Now when you create a new Seat() the player Id and money properties are both null and seat.IsOccupied returns false. After calling seat.Occupy(45, 1200.00m) both properties are set, and then seat.IsOccupied returns true.

Finally, when someone leaves the game, they vacate the seat. The seat.Vacate() method should set both PlayerId and Money to null, which will cause seat.IsOccupied to return false.

var seat = new Seat(); // Create vacant seat

seat.Occupy(45, 50.00m);

// Play game

seat.Vacate(); // Spouse calls. Kids are going crazy. Time to go home.

But we still have a problem. Calling seat.Vacate() makes the player (and their money) disappear. While this works out great for players that owe the House money (or maybe it doesn't...) players that still have money do not want to blink out of existence simply because they left the game.
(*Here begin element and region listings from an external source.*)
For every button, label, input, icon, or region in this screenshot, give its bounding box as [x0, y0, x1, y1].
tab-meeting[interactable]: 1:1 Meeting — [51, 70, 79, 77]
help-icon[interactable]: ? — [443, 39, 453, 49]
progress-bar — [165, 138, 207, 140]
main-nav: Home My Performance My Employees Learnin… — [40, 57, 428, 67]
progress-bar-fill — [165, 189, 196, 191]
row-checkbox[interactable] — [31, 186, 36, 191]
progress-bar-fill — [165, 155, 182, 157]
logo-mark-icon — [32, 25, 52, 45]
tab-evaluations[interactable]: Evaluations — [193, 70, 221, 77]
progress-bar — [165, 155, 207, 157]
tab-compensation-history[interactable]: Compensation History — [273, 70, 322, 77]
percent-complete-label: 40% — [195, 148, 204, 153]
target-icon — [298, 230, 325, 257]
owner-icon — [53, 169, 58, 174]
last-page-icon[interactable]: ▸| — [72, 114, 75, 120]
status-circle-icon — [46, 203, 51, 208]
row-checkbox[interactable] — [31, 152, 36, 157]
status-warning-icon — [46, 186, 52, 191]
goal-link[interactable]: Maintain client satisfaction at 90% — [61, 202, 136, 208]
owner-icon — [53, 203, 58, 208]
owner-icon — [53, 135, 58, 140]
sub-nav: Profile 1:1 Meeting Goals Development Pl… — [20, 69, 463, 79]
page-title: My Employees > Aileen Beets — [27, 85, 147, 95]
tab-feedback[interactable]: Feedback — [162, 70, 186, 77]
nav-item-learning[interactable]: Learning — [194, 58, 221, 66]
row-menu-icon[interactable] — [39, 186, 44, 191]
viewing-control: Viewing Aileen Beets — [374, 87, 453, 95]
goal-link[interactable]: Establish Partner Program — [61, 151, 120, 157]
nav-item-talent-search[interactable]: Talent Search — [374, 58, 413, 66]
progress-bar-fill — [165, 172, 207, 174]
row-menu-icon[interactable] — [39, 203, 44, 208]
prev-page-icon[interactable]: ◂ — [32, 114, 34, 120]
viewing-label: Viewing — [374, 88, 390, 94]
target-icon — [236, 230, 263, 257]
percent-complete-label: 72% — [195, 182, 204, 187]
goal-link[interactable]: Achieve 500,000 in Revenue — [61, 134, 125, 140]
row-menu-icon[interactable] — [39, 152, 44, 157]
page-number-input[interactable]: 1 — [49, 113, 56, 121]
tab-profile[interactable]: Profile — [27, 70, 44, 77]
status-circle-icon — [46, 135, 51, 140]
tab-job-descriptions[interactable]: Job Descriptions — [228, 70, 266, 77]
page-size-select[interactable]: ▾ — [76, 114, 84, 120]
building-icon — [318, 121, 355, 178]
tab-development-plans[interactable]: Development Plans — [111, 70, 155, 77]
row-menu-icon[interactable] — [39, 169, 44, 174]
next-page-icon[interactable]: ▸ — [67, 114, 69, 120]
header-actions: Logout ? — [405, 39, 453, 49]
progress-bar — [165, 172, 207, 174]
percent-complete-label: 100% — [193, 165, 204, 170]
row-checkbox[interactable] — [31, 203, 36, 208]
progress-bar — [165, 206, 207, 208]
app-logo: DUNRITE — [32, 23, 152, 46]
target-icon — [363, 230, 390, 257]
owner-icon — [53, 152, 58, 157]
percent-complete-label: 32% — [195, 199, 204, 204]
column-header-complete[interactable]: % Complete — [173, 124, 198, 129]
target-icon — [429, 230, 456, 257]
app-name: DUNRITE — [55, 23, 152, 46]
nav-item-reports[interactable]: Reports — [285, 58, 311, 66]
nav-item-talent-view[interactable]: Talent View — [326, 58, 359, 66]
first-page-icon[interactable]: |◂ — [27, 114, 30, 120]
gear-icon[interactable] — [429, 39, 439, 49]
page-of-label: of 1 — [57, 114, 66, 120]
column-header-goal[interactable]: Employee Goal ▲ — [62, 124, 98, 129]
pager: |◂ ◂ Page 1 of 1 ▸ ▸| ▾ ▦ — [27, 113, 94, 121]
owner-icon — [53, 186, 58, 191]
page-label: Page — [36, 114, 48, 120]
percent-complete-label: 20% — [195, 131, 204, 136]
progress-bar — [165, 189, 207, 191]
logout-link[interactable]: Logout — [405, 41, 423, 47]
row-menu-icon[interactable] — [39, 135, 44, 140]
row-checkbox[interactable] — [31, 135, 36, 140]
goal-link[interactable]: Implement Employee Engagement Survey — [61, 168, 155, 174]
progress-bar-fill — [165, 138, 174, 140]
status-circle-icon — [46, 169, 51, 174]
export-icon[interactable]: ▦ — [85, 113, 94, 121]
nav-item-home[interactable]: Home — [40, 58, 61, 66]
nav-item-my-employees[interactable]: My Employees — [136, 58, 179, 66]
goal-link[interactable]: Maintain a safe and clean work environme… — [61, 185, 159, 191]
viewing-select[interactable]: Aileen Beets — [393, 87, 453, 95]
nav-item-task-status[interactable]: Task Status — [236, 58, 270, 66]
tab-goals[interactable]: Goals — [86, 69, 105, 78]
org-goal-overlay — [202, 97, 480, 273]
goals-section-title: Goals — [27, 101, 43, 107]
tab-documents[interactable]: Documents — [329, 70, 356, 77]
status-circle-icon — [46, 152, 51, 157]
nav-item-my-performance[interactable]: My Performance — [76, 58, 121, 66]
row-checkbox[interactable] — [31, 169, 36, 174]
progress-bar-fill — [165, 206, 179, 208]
You need a Player class to encapsulate the player Id and money properties. So a Seat really only needs a Player in order to determine if it IsOccupied:

var player = new Player(45, 50.00m);
var blackJackTable = new Table();
var texasHoldemTable = new Table();

blackJackTable.Seats[0].Occupy(player);
Console.Writeline(blackJackTable.Seats[0].IsOccupied); // Prints "True"
blackJackTable.Seats[0].Vacate();

texasHoldemTable.Seats[2].Occupy(player);
texasHoldemTable.Seats[2].Vacate(); // Spouse calls. Kids are going crazy. Time to go home.

Now a Player can occupy and vacate a seat, and then transfer their winnings to another game.

But we still have a problem. You need to know which seat is available when joining a table. The Table class needs some encapsulation as well. The Table class should expose a public method allowing you to join the table. In fact, public Seat Join(Player newPlayer) would be a great method to add to the Table class. That encapsulates logic for joining the table. It returns a Seat which at a later time the player can choose to Vacate(). By exposing a public boolean property on Table called IsFull that returns true if all Seats are occupied, code outside the Table class does not need access to the Seats array. The Seats array should be completely hidden. Make Seats a private, read-only property. This is called information hiding, and is another fundamental concept of object oriented programming.